А на площади между тем становилось все многолюдней. Огромная толпа шумела у ограды, построенной вокруг высокого помоста, люди облепили крыши близлежащих домов, теснились на балконах, в проемах окон. Глаза их горели нетерпением, звериным интересом и жаждой крови. Да, зрелище того стоило. Казнили крепкого, хорошо сложенного мужчину — казнили неторопливо, с чувством, с толком, с расстановкой. Вначале подручный палача сорвал с него всю одежду и голого, в орнаменте кровоподтеков, привязал к лежащему на козлах кресту. Затем за дело взялся палач — точь-в-точь такой, каким его изображают в кино — широкоплечий здоровяк в красном капюшоне. Он с достоинством обошел фронт работ, взял эффектную паузу, вынудив толпу замереть, и вдруг резко опустил лом на руку своей жертве. Явственно хрустнула кость, лопнули сухожилия и связки, томительную тишину разорвал дикий крик.
— Ух! — восторженно выдохнула толпа, церковник в черной рясе перекрестился, на эшафот весело, тонкой струйкой полилась моча. Люди зачарованно смотрели на спектакль, к вящей радости воров, не забывающих о пропитании. А палач размахнулся снова, и опять захрустели кости, от нечеловеческого крика остановились облака, люди, словно хищники, почуявшие кровь, вздрогнули, заволновались, как морской прибой. И так — двенадцать раз. Ровно по числу апостолов. Наконец, дав жертве помучиться, а публике вдосталь насладиться, кат отдал свой лом подручному и разом опустил занавес — ловко удавил казнимого шелковой нитью. Все, финита ля комедия. И люди сразу заскучав, начали расходиться, звериный интерес в их глазах сменился вялым разочарованием — как, и все? Так скоро?
“Да, весело тут у них”, — Буров покосился на вора, ввинчивающегося ужом в толпу, сплюнул и тряхнул попутчиков, чтобы вывести их из ступора. Те стояли не шевелясь, с гнусными ухмылочками, и не отрываясь смотрели на эшафот. В мутных глазах их светилось счастье. Похоже, знакомого увидели. Из конкурирующей фирмы. Однако, понукаемые Буровым, они все же вышли из нирваны и повели его все теми же узкими, пахнущими мочой, гнилым деревом и отбросами улочками любоваться местными красотами.

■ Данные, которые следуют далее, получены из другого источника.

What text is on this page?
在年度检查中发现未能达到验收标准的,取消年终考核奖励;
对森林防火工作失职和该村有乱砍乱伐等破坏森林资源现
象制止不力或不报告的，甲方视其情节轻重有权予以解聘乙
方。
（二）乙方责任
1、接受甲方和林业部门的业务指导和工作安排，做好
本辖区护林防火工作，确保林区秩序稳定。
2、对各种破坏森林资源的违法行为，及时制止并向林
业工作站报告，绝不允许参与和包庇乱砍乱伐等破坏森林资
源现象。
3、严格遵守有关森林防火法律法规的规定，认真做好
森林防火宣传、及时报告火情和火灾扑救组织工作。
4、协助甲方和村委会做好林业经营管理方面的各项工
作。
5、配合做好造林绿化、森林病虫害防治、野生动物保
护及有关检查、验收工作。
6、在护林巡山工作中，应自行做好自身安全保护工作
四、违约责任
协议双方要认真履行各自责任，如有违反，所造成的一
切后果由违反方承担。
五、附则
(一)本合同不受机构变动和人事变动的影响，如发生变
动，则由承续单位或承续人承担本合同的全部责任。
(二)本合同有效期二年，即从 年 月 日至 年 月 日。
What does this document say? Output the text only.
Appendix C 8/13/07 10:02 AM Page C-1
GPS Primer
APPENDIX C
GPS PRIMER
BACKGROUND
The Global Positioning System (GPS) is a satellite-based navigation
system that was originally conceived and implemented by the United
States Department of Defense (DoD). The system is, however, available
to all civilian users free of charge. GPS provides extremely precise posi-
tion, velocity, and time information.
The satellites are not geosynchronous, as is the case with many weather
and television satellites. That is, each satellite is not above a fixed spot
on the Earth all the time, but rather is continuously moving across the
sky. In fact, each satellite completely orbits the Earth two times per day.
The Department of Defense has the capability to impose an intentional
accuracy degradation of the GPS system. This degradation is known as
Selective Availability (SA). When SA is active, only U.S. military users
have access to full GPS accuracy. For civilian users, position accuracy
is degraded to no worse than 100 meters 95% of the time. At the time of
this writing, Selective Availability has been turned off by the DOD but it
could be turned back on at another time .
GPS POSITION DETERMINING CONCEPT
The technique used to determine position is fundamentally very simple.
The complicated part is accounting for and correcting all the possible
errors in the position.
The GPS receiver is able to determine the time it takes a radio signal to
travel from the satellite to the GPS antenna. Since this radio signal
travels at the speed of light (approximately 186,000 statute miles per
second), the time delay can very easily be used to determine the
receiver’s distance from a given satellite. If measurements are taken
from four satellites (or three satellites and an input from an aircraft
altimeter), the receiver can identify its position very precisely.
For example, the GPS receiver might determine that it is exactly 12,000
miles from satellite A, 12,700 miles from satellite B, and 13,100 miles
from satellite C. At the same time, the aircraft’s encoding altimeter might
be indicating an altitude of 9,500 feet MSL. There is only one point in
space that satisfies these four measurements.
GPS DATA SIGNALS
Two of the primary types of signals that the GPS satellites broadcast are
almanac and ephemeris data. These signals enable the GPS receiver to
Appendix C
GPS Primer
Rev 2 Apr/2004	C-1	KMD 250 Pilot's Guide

Впрочем, любоваться особо было нечем — мрачные фасады, тесные дворы, гигантские, до самых крыш, поленницы буковых дров. Наконец лента мостовых привела их на рынок. Здесь было все так же смрадно, однако куда веселей. Над прилавками шум, гам, в поисках клиентов задумчиво бродили шлюхи, нищие трясли лохмотьями, обнажали струпья и требовали мзду. Амбалов здесь знали, и знали хорошо. Без всякого сопротивления они произвели экспроприацию — набрали хлеба, овощей, яиц, сваренных в уксусе, жареной рыбы, разжились глиняным кувшином с имбирным пивом и, не обидев себя, приволокли добычу Бурову. А тот чваниться не стал, вкусил, не мудрствуя, от рыночных щедрот. Пиво было пресным, рыба не соленой…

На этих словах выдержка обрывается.